The slope intensity is shown in red, the settlement points appear as green dots.

The people (or smart things) in each settlement would naturally expand. That is the second step. They expand as much as possible considering the geography and most important, the expansion of neighboring settlements.

This results in something close to a Voronoi graph:

Each colored patch shows the area of a different settlement.

The next step is conquest. Settlements conquer their neighbors. For any two neighboring settlements the odds of a conquest is computed. This depends on how much of a border they share, how steep the terrain is at the border. And there is also a cultural element. Each settlement has a culture value, which mainly comes from bio-geological factors. For instance a settlement that covers mostly fertile land will have trouble conquering a settlement that is mostly on desertic terrain.

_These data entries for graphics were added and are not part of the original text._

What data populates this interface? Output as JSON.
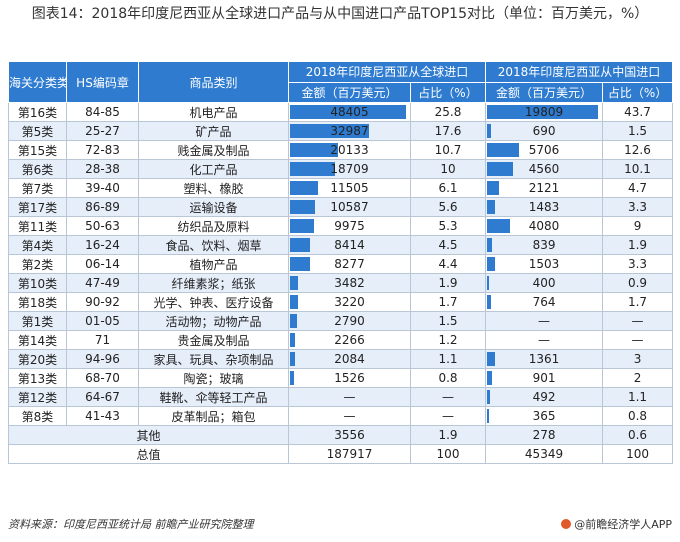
{
  "title": "图表14：2018年印度尼西亚从全球进口产品与从中国进口产品TOP15对比（单位：百万美元，%）",
  "headers": {
    "category": "海关分类类",
    "hs_code": "HS编码章",
    "product": "商品类别",
    "global_group": "2018年印度尼西亚从全球进口",
    "china_group": "2018年印度尼西亚从中国进口",
    "amount": "金额（百万美元）",
    "share": "占比（%）"
  },
  "chart_data": {
    "type": "table",
    "max_global": 48405,
    "max_china": 19809,
    "rows": [
      {
        "cat": "第16类",
        "hs": "84-85",
        "name": "机电产品",
        "g_amt": "48405",
        "g_val": 48405,
        "g_pct": "25.8",
        "c_amt": "19809",
        "c_val": 19809,
        "c_pct": "43.7"
      },
      {
        "cat": "第5类",
        "hs": "25-27",
        "name": "矿产品",
        "g_amt": "32987",
        "g_val": 32987,
        "g_pct": "17.6",
        "c_amt": "690",
        "c_val": 690,
        "c_pct": "1.5"
      },
      {
        "cat": "第15类",
        "hs": "72-83",
        "name": "贱金属及制品",
        "g_amt": "20133",
        "g_val": 20133,
        "g_pct": "10.7",
        "c_amt": "5706",
        "c_val": 5706,
        "c_pct": "12.6"
      },
      {
        "cat": "第6类",
        "hs": "28-38",
        "name": "化工产品",
        "g_amt": "18709",
        "g_val": 18709,
        "g_pct": "10",
        "c_amt": "4560",
        "c_val": 4560,
        "c_pct": "10.1"
      },
      {
        "cat": "第7类",
        "hs": "39-40",
        "name": "塑料、橡胶",
        "g_amt": "11505",
        "g_val": 11505,
        "g_pct": "6.1",
        "c_amt": "2121",
        "c_val": 2121,
        "c_pct": "4.7"
      },
      {
        "cat": "第17类",
        "hs": "86-89",
        "name": "运输设备",
        "g_amt": "10587",
        "g_val": 10587,
        "g_pct": "5.6",
        "c_amt": "1483",
        "c_val": 1483,
        "c_pct": "3.3"
      },
      {
        "cat": "第11类",
        "hs": "50-63",
        "name": "纺织品及原料",
        "g_amt": "9975",
        "g_val": 9975,
        "g_pct": "5.3",
        "c_amt": "4080",
        "c_val": 4080,
        "c_pct": "9"
      },
      {
        "cat": "第4类",
        "hs": "16-24",
        "name": "食品、饮料、烟草",
        "g_amt": "8414",
        "g_val": 8414,
        "g_pct": "4.5",
        "c_amt": "839",
        "c_val": 839,
        "c_pct": "1.9"
      },
      {
        "cat": "第2类",
        "hs": "06-14",
        "name": "植物产品",
        "g_amt": "8277",
        "g_val": 8277,
        "g_pct": "4.4",
        "c_amt": "1503",
        "c_val": 1503,
        "c_pct": "3.3"
      },
      {
        "cat": "第10类",
        "hs": "47-49",
        "name": "纤维素浆；纸张",
        "g_amt": "3482",
        "g_val": 3482,
        "g_pct": "1.9",
        "c_amt": "400",
        "c_val": 400,
        "c_pct": "0.9"
      },
      {
        "cat": "第18类",
        "hs": "90-92",
        "name": "光学、钟表、医疗设备",
        "g_amt": "3220",
        "g_val": 3220,
        "g_pct": "1.7",
        "c_amt": "764",
        "c_val": 764,
        "c_pct": "1.7"
      },
      {
        "cat": "第1类",
        "hs": "01-05",
        "name": "活动物；动物产品",
        "g_amt": "2790",
        "g_val": 2790,
        "g_pct": "1.5",
        "c_amt": "—",
        "c_val": 0,
        "c_pct": "—"
      },
      {
        "cat": "第14类",
        "hs": "71",
        "name": "贵金属及制品",
        "g_amt": "2266",
        "g_val": 2266,
        "g_pct": "1.2",
        "c_amt": "—",
        "c_val": 0,
        "c_pct": "—"
      },
      {
        "cat": "第20类",
        "hs": "94-96",
        "name": "家具、玩具、杂项制品",
        "g_amt": "2084",
        "g_val": 2084,
        "g_pct": "1.1",
        "c_amt": "1361",
        "c_val": 1361,
        "c_pct": "3"
      },
      {
        "cat": "第13类",
        "hs": "68-70",
        "name": "陶瓷；玻璃",
        "g_amt": "1526",
        "g_val": 1526,
        "g_pct": "0.8",
        "c_amt": "901",
        "c_val": 901,
        "c_pct": "2"
      },
      {
        "cat": "第12类",
        "hs": "64-67",
        "name": "鞋靴、伞等轻工产品",
        "g_amt": "—",
        "g_val": 0,
        "g_pct": "—",
        "c_amt": "492",
        "c_val": 492,
        "c_pct": "1.1"
      },
      {
        "cat": "第8类",
        "hs": "41-43",
        "name": "皮革制品；箱包",
        "g_amt": "—",
        "g_val": 0,
        "g_pct": "—",
        "c_amt": "365",
        "c_val": 365,
        "c_pct": "0.8"
      }
    ],
    "other": {
      "label": "其他",
      "g_amt": "3556",
      "g_pct": "1.9",
      "c_amt": "278",
      "c_pct": "0.6"
    },
    "total": {
      "label": "总值",
      "g_amt": "187917",
      "g_pct": "100",
      "c_amt": "45349",
      "c_pct": "100"
    }
  },
  "footer": {
    "source": "资料来源：印度尼西亚统计局 前瞻产业研究院整理",
    "brand": "@前瞻经济学人APP"
  },
  "colors": {
    "accent": "#2e7bd0",
    "stripe": "#e6eef9"
  }
}
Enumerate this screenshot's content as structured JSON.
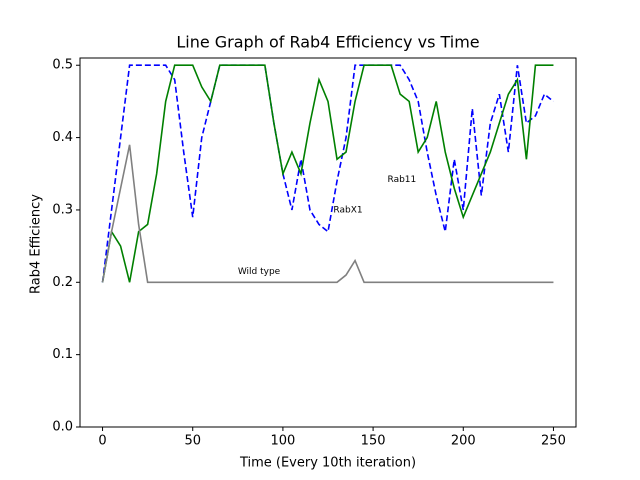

When two settlements merge, a country appears. Countries are allowed to grow in this phase, but only up to certain point. As a country grows it becomes less aggressive, nearby settlements may be snatched first by a more motivated smaller country.

The following image shows a newly formed set of countries:

As you can see the original settlement lines still persist, but they became sub-divisions inside a country: provinces, states, counties, any way you may call it.

Each country needs a capital. That is the next step. A capital usually should be as far from neighboring countries as possible, but as close to all other provinces as possible too. It is a delicate balance, and it can be tweaked towards either extreme. I picked a balance that made sense to me:

Here the province containing the capital appears highlighted and its location circled in red.

The last step is to create the main road system. Neighboring cities should be connected, but not every time. The cost of building roads in steep terrain had to be factored. Also, existing roads should be leveraged instead of building new ones. And last, roads should avoid crossing country lines unless absolutely necessary.

I used A* path-finding to bring all these factors together, here you can see the results:

Note that not every province is connected to its neighbor. This usually happens when mountains make a new road too expensive and it is better to just go around the mountains.

So far I am happy with the results. The political divisions match the landscape and terrain types. The roads make sense, but also leave place for exploration.

The next phase is to break down each province and build a large city starting from each green dot. I'm already working on this and it is quite interesting. As soon as I have some results I'll post about it.